Thank you, Debbie. Over the last year, we were presented with one of the toughest operating environments in our company's history. I'm extremely proud of our employees and their ongoing commitment to operational excellence and industry-leading customer service. Despite the challenging circumstances, over the last 12 months we took steps to optimize our production capabilities while following guidelines to keep our employees safe. Further enhanced our internal cost controls and continued to strengthen our balance sheet to ensure we have the financial flexibility to capitalize on future growth opportunities. Along with our operational improvements, we remain committed to returning capital to shareholders as evidenced by the declaration of our 41st consecutive quarterly dividend of 18 cents per share. As we move into 2021, COVID-related uncertainty persists and visibility remains challenged. We are hopeful that vaccine rollouts continue to gain traction and global economies continue on the path to normalization. Going forward, our strong backlog, optimized production capabilities, and healthy balance sheet position us favorably to capitalize on strengthening customer demand. In closing, I'd like to thank our employees, customers, suppliers, and shareholders for their ongoing support of Miller Industries. Thank you again for joining us this morning. Operator, please open the line for questions.

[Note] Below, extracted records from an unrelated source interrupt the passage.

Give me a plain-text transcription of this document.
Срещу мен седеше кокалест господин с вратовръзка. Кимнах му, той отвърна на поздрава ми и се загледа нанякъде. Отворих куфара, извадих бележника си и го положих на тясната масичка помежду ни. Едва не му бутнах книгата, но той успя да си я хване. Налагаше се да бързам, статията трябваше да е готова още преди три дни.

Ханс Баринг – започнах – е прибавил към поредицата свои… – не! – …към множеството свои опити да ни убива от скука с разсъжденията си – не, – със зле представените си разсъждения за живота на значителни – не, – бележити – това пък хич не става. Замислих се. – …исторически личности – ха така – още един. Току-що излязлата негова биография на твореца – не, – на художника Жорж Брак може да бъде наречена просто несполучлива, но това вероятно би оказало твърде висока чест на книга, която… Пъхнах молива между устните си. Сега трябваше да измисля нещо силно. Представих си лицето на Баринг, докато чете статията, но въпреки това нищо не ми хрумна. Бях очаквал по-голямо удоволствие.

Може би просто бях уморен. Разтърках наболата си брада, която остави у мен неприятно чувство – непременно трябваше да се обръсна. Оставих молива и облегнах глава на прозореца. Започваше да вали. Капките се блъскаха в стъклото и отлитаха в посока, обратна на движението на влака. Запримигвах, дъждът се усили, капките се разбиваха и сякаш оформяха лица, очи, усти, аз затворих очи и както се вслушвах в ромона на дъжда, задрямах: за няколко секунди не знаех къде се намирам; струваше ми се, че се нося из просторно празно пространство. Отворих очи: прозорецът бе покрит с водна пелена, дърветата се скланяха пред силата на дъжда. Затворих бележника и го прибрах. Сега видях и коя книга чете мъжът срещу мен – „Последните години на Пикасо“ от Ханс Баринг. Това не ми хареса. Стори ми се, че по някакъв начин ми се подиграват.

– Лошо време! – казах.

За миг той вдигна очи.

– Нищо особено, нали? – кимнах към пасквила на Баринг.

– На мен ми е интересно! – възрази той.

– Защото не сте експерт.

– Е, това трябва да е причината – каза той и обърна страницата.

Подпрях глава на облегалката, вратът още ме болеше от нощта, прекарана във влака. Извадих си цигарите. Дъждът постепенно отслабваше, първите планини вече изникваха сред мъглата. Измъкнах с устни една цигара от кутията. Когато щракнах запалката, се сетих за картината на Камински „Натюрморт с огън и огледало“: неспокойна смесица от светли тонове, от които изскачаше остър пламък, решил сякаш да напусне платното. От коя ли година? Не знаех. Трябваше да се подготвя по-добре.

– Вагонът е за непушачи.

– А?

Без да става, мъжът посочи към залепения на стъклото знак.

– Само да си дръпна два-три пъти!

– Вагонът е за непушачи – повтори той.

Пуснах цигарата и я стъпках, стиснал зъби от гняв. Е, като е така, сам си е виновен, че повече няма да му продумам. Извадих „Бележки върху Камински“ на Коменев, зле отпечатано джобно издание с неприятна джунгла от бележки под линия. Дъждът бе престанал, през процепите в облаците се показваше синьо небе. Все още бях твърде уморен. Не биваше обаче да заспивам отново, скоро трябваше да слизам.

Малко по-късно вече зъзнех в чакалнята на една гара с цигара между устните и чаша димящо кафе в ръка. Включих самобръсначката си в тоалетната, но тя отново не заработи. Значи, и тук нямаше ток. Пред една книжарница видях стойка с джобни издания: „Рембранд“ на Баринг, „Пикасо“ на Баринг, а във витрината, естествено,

Thank you. If you would like to ask a question, please signal by pressing star 1 on your telephone keypad. If you are using a speakerphone, please make sure that your mute function is turned off to allow your signal to reach our equipment. I'm seeing that as star 1. If you'd like to ask a question, we'll pause for just a moment to allow everyone an opportunity to signal. Once again, that is star one if you'd like to ask a question. And with that, that does conclude today's question and answer session. I'd like to go ahead and turn the call back over to management for any additional or closing remarks.
Thank you again for joining us on the call today. And we look forward to speaking with you again on our first quarter results conference call. Good day.
Thank you. And that does conclude today's conference. We do thank you for your participation.